This Aint Montessori: (Mis-)Appropriating Pre-K Education at DML 2012
March 12, 2012
The title for this post is borrowed from Antero Garcia, doctoral candidate in Urban Schooling at UCLA and chair of the Innovations for Public Education conference track at DML 2102. At DML, Antero presented a stellar talk entitled, “This Ain’t Montessori: Mobile Participation in South Central High School” in a panel on issues around inclusion in online and offline learning environments.
I was instantly intrigued by the “ain’t Montessori” line, and learned that it was a reaction to the opening keynote speech by the sage John Seely Brown, whom both Antero and I respect immensely. (JSB is the former Chief Scientist at Xerox PARC and, full disclosure, current Chairman of the Advisory Board of the lab I’m affiliated with – the Cooney Center-partnered USC Annenberg Innovation Lab.)
Having been stuck in the airport Thursday morning, I unfortunately missed JSB’s keynote. But luckily for all of us, it’s available here. To summarize, JSB discusses how the philosophies of Maria Montessori and modern Montessori education (note: not necessarily the same thing) might be scaled to challenge the current dominant social practices and institutional structures around learning, digital media, and technology in grade level or high school level education.
Antero’s “ain’t Montessori” line was meant to problematize JSB’s (as-presented) rather romantic notions around Montessori education, and point to how a “Silicon Valley”-inspired model of Montessori education is not necessarily globally or culturally appropriate. Taking Antero’s lead, I’d like to use this space to problematize not just JSB’s presentation of the role of Montessori in universally “cultivating the entrepreneurial learner,” but also to specifically call attention to the absence of early childhood educators and scholars in the DML space, and why it should matter to all of us.
JSB argued that through the lens of Montessori’s philosophy, today’s digital technologies hold unparalleled possibilities as “curiosity amplifiers.” Montessori teaching values tacit learning, or the development of key practices, habits, and “know-how” that can only be learned through personal experimentation. However true, Montessori is NOT the only model of early childhood education that values embodied play and learning. While the guys at Google might have grown up and thrived going to schools inspired by the pre-WWII teachings of Maria Montessori, how about inviting to the metaphorical sandbox another Italian pioneer of early childhood education, Loris Malaguzzi of the post-WWII Reggio Emilia movement? I’ve argued in a recent article in the Journal of Early Childhood Literacy that there’s much the DML community can learn from Reggio Emilia-inspired practices, too.f It is unfair to reduce early childhood education solely to Montessori when other models might in some ways be a better philosophical fit for framing certain discussions in the DML space.

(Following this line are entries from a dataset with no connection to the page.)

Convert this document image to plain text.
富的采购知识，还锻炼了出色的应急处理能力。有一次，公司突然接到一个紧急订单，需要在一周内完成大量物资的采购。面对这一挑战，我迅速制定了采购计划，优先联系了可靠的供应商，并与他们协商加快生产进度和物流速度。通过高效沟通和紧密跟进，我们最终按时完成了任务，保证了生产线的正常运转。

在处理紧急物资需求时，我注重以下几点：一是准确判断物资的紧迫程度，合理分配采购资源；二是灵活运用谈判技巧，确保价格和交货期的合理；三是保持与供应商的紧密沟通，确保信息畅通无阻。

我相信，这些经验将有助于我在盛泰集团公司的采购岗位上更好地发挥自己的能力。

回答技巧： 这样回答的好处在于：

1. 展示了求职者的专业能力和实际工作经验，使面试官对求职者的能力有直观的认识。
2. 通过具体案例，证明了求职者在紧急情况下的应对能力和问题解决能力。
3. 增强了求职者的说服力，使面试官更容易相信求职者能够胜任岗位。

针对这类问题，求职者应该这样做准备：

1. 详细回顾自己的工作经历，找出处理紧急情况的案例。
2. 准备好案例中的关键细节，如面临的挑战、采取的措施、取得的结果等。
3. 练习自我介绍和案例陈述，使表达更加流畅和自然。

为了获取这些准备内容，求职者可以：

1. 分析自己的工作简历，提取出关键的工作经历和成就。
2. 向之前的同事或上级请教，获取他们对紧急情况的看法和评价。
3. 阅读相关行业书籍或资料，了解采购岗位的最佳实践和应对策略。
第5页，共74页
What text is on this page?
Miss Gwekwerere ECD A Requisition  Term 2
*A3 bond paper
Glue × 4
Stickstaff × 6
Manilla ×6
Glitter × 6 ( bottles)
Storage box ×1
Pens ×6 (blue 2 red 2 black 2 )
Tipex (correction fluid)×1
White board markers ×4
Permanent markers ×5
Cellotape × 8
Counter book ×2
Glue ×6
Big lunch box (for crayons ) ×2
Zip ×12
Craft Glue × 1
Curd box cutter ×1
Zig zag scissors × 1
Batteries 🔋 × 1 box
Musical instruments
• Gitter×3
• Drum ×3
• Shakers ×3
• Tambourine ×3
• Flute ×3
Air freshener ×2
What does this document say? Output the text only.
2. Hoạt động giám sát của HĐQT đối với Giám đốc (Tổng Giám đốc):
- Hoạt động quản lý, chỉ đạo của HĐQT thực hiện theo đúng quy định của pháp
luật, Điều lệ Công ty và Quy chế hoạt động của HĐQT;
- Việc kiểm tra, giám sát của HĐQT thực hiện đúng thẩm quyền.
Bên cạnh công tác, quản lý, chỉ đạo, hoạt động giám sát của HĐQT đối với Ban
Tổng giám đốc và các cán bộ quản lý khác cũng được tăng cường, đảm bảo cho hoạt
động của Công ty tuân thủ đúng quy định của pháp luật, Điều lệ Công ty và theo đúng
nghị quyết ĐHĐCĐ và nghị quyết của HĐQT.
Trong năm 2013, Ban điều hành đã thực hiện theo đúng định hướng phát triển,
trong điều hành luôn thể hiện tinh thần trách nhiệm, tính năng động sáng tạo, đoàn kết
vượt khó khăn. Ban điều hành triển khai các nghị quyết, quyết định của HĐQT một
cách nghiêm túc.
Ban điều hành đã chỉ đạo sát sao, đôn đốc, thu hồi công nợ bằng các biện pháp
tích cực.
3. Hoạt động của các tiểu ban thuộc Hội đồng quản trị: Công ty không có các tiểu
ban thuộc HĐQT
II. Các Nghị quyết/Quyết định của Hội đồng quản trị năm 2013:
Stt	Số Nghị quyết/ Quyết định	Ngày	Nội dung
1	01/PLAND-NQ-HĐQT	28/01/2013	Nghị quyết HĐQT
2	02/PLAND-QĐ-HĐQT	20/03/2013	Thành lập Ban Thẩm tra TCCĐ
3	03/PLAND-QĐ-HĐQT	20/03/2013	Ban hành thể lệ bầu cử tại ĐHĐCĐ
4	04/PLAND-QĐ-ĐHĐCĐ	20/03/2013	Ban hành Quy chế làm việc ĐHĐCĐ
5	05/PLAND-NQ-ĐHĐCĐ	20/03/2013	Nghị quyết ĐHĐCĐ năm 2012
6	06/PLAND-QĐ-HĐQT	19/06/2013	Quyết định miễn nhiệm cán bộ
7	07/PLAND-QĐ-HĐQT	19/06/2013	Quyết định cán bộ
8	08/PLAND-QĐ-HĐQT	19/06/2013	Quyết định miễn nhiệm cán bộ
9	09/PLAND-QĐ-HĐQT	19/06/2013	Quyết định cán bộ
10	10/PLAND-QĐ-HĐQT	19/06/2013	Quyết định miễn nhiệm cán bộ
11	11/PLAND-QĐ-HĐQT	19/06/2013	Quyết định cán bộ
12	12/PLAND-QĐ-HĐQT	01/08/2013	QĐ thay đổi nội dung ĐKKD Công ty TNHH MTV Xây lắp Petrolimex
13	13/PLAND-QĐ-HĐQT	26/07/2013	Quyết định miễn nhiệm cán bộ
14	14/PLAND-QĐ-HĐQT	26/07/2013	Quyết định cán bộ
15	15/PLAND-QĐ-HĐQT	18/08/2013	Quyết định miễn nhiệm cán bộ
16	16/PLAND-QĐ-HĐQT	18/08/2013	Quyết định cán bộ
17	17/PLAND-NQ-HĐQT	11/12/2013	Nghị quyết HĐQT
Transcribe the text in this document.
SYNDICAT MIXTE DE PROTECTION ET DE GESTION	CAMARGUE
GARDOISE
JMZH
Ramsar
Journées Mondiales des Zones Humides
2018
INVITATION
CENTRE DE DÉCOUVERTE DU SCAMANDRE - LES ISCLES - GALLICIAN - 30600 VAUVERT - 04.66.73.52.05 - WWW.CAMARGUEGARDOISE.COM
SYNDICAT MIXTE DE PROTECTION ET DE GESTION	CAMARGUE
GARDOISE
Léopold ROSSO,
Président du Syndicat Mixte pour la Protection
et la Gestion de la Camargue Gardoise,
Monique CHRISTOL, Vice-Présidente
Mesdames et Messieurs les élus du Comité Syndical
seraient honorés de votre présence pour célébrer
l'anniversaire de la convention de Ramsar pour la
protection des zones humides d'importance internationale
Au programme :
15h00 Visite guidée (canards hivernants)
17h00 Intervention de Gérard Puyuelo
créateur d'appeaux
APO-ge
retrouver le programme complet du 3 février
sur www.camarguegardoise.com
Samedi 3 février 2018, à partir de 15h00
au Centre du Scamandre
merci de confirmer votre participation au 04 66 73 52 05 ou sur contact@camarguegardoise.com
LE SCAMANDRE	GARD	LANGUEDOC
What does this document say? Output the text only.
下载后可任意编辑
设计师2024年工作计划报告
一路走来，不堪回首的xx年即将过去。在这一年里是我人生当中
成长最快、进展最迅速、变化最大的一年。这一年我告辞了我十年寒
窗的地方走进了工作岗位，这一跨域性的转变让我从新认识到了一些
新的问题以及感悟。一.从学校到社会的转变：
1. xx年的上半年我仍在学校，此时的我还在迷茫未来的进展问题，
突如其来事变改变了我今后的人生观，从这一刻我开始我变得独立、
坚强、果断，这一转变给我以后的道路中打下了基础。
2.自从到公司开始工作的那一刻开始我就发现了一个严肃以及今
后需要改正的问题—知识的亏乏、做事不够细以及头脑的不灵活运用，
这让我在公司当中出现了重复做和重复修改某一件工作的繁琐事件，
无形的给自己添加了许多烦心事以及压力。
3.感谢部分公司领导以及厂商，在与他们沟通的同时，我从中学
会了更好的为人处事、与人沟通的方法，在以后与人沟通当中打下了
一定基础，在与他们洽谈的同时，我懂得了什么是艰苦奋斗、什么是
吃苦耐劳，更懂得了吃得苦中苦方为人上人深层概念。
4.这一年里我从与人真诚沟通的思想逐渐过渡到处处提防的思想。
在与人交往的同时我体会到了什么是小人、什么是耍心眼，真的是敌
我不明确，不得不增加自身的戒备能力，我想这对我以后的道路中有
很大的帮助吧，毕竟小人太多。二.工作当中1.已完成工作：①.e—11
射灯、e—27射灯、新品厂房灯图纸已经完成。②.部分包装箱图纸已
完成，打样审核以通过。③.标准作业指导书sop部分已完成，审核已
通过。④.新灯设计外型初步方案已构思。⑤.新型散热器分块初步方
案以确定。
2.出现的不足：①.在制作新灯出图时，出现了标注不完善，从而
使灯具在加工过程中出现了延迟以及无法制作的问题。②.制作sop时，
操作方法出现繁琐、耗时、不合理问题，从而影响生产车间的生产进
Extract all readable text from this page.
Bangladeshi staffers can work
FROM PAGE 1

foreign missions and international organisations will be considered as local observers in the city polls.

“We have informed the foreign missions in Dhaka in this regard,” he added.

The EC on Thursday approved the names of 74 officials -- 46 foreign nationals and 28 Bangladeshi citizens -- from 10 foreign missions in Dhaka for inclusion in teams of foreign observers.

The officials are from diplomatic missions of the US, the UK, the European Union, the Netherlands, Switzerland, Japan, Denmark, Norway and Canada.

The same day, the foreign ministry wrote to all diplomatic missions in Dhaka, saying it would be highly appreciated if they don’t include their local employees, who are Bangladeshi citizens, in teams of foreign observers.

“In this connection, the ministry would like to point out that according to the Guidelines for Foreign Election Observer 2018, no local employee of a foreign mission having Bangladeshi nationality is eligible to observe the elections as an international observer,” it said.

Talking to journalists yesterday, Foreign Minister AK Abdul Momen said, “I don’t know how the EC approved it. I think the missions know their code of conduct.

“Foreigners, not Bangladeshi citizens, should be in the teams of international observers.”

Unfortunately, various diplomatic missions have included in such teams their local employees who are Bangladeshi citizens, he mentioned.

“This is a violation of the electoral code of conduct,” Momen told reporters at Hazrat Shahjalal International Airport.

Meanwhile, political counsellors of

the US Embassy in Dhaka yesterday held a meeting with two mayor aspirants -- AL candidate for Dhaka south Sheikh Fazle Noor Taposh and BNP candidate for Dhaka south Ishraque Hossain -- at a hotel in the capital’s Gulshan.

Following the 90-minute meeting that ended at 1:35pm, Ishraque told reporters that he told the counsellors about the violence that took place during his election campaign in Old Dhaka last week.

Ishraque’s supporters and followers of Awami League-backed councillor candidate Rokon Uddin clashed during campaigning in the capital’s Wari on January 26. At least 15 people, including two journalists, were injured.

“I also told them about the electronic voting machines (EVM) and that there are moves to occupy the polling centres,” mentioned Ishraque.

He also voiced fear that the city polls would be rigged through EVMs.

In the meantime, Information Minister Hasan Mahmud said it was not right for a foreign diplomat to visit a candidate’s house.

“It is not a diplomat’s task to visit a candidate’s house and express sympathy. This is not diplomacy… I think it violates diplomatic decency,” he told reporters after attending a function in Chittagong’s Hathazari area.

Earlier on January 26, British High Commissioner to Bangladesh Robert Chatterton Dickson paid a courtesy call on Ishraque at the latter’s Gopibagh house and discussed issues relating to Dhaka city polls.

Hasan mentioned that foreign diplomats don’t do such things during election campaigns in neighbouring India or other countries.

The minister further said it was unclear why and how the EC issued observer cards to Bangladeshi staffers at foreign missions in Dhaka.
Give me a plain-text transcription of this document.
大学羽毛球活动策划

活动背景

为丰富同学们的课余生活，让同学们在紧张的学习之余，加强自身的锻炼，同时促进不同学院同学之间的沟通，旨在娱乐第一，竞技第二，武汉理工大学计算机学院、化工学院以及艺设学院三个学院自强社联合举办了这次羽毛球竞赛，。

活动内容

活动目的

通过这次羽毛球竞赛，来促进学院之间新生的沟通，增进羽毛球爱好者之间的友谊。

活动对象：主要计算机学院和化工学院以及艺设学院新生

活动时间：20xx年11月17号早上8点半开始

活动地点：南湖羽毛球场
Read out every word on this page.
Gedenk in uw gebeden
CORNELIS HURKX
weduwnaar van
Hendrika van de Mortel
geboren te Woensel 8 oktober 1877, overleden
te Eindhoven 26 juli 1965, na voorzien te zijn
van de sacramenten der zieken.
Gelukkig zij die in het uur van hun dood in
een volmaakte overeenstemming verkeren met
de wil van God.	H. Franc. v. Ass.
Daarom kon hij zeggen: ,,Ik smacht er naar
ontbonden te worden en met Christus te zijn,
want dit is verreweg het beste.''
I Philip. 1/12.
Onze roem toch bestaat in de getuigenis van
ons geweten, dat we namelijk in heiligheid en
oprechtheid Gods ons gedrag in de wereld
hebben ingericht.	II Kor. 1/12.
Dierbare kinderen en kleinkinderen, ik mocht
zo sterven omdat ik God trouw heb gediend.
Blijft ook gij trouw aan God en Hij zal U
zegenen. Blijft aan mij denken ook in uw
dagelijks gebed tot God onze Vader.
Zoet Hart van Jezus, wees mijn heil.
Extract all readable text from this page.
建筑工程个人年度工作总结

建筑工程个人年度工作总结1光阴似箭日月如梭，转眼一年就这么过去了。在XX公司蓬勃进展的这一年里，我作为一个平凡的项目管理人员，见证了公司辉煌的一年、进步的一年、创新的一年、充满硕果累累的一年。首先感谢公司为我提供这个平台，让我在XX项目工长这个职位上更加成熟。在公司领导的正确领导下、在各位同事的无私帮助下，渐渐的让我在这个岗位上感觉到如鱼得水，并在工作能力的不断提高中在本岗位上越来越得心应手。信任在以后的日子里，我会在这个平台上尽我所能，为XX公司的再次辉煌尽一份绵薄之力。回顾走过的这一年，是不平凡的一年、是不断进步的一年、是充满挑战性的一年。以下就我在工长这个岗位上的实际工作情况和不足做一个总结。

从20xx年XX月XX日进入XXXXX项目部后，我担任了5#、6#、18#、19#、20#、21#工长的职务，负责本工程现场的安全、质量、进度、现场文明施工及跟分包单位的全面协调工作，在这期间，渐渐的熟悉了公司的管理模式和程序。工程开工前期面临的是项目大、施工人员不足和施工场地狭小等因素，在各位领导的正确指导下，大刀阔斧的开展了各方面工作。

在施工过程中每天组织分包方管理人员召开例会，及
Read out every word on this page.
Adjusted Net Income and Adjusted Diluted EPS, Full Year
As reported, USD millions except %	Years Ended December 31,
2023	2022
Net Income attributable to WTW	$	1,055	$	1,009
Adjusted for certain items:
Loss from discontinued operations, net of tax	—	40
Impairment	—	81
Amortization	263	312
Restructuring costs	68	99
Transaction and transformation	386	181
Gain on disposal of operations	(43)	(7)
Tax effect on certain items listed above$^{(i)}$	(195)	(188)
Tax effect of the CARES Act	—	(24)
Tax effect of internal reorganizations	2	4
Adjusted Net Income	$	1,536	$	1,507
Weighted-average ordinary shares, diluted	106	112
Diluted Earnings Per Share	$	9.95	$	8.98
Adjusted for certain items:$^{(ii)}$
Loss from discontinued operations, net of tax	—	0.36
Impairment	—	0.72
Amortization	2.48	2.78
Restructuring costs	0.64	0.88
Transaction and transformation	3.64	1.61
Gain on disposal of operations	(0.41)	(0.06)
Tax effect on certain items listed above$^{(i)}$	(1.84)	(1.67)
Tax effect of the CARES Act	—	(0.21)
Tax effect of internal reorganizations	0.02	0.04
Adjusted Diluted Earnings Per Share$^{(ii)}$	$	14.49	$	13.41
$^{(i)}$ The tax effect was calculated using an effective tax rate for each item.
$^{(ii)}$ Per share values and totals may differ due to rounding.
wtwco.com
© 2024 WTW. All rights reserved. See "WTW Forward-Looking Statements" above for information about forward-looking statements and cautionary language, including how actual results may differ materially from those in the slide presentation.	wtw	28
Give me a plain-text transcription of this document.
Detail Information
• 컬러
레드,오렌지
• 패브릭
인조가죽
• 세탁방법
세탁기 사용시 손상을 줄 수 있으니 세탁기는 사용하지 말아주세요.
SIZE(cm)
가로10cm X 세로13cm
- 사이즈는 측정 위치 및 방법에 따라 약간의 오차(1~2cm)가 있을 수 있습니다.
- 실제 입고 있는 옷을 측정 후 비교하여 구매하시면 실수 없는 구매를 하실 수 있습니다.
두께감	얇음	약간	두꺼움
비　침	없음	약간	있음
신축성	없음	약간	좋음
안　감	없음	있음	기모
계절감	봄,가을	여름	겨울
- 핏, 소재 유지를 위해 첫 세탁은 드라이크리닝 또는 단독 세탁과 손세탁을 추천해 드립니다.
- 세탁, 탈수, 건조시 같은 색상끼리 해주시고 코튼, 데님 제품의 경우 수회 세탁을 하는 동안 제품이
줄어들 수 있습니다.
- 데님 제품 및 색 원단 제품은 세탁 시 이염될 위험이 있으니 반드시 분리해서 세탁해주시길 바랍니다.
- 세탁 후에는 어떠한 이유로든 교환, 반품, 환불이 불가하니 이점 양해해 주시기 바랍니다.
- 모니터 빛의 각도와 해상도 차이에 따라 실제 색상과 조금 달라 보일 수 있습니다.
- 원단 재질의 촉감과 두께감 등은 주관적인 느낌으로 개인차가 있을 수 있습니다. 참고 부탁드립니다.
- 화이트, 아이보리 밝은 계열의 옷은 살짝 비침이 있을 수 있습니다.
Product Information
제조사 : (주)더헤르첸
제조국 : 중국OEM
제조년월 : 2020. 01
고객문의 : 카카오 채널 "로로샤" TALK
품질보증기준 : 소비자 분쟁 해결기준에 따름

Let’s avoid stagnation purely based on sagacity. While I applaud JSB for taking early childhood education seriously, I don’t want his thesis to go unquestioned the DML audience, who may or may not have a deep understanding of theories and research in early childhood education. I don’t buy that Montessori-inspired pedagogy alone is the magic answer for fostering new processes and connections around education reform. I do believe that bringing a plurality of voices, representing a wide range of early childhood education philosophies and professionals gets us somewhere closer. I take issue with reductively and symbolically talking about preschool when it becomes talking for the diverse players in the preschool world who can speak for themselves (about Montessori and much more) if given the stage.
The Cooney Center is at the forefront of mobilizing scholarship, policy, and practice in the area of digital media and learning. As part of the Center’s Bridging Learning initiative at the USC Annenberg Innovation Lab, we are exploring the ways that early childhood and elementary school-age children learn across their media ecosystem. Key to that initiative is recognizing that the opportunities to participate in this cultural convergence start before children begin kindergarten. Appropriating Pre-K philosophies for K-16 education reform might isolate Pre-K teachers, students, and parents from the kinds of rich and interesting conversations had annually at DML.
Now, who wants in on my DML 2013 panel submission on the “ABCs of DML”?